Jika terjadi perselisihan antara pekerja dan majikan terkait upah, pakarlah (khubara’) yang menentukan upah sepadan. Pakar ini dipilih kedua belah pihak. Jika masih bersengketa, negaralah yang memilih pakar tersebut dan memaksa kedua belah pihak untuk mengikuti keputusan pakar tersebut.
Islam tidak akan menilai standar kesejahteraan dengan perhitungan pendapatan per kapita yang tidak menggambarkan taraf hidup masyarakat secara nyata. Islam akan memastikan setiap individu sejahtera dengan pembagian distribusi kekayaan secara adil dan merata ke seluruh masyarakat.

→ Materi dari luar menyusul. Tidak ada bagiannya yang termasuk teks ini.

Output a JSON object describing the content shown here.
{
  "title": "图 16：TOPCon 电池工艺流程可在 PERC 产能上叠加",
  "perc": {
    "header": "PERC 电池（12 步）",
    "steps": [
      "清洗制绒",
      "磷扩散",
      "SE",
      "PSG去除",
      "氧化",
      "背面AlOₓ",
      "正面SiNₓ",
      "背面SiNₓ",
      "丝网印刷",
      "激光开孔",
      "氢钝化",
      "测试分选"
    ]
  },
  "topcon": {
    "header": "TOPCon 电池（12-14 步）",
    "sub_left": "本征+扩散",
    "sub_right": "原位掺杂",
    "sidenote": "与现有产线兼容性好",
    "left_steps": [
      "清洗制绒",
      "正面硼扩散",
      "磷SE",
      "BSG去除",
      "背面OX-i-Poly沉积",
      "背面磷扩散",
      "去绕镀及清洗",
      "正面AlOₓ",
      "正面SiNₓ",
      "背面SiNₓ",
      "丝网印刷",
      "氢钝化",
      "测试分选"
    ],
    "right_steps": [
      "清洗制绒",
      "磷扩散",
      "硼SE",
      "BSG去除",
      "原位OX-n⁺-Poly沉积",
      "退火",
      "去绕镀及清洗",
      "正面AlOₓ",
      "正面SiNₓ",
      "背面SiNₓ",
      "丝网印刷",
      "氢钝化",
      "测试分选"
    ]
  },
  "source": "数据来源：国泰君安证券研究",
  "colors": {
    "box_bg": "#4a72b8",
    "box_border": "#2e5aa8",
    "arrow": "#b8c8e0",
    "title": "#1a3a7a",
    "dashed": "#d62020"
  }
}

Negara adalah institusi yang bertanggung jawab memastikan ijarah berjalan sesuai akad antara majikan dan pekerja. Mendapatkan upah yang adil dan layak adalah hak pekerja. Jika pekerja sudah mendapat upah, tetapi belum dapat memenuhi kebutuhan pokoknya, jenis pekerja seperti ini terkategori fakir. Ia berhak mendapat zakat yang dikumpulkan dari para muzaki. Negara juga akan memfasilitasi para pekerja dengan keterampilan yang dibutuhkan dalam pekerjaannya, seperti pelatihan atau kursus agar setiap orang dapat bekerja sesuai kapasitasnya.
Inilah prinsip pengupahan dalam sistem Islam. Dengan penerapan syariat Islam kafah, kesejahteraan buruh dapat terwujud, tidak akan utopis, dan tidak akan ada lagi polemik tahunan mengenai upah yang selalu ada dalam sistem kapitalisme hari ini.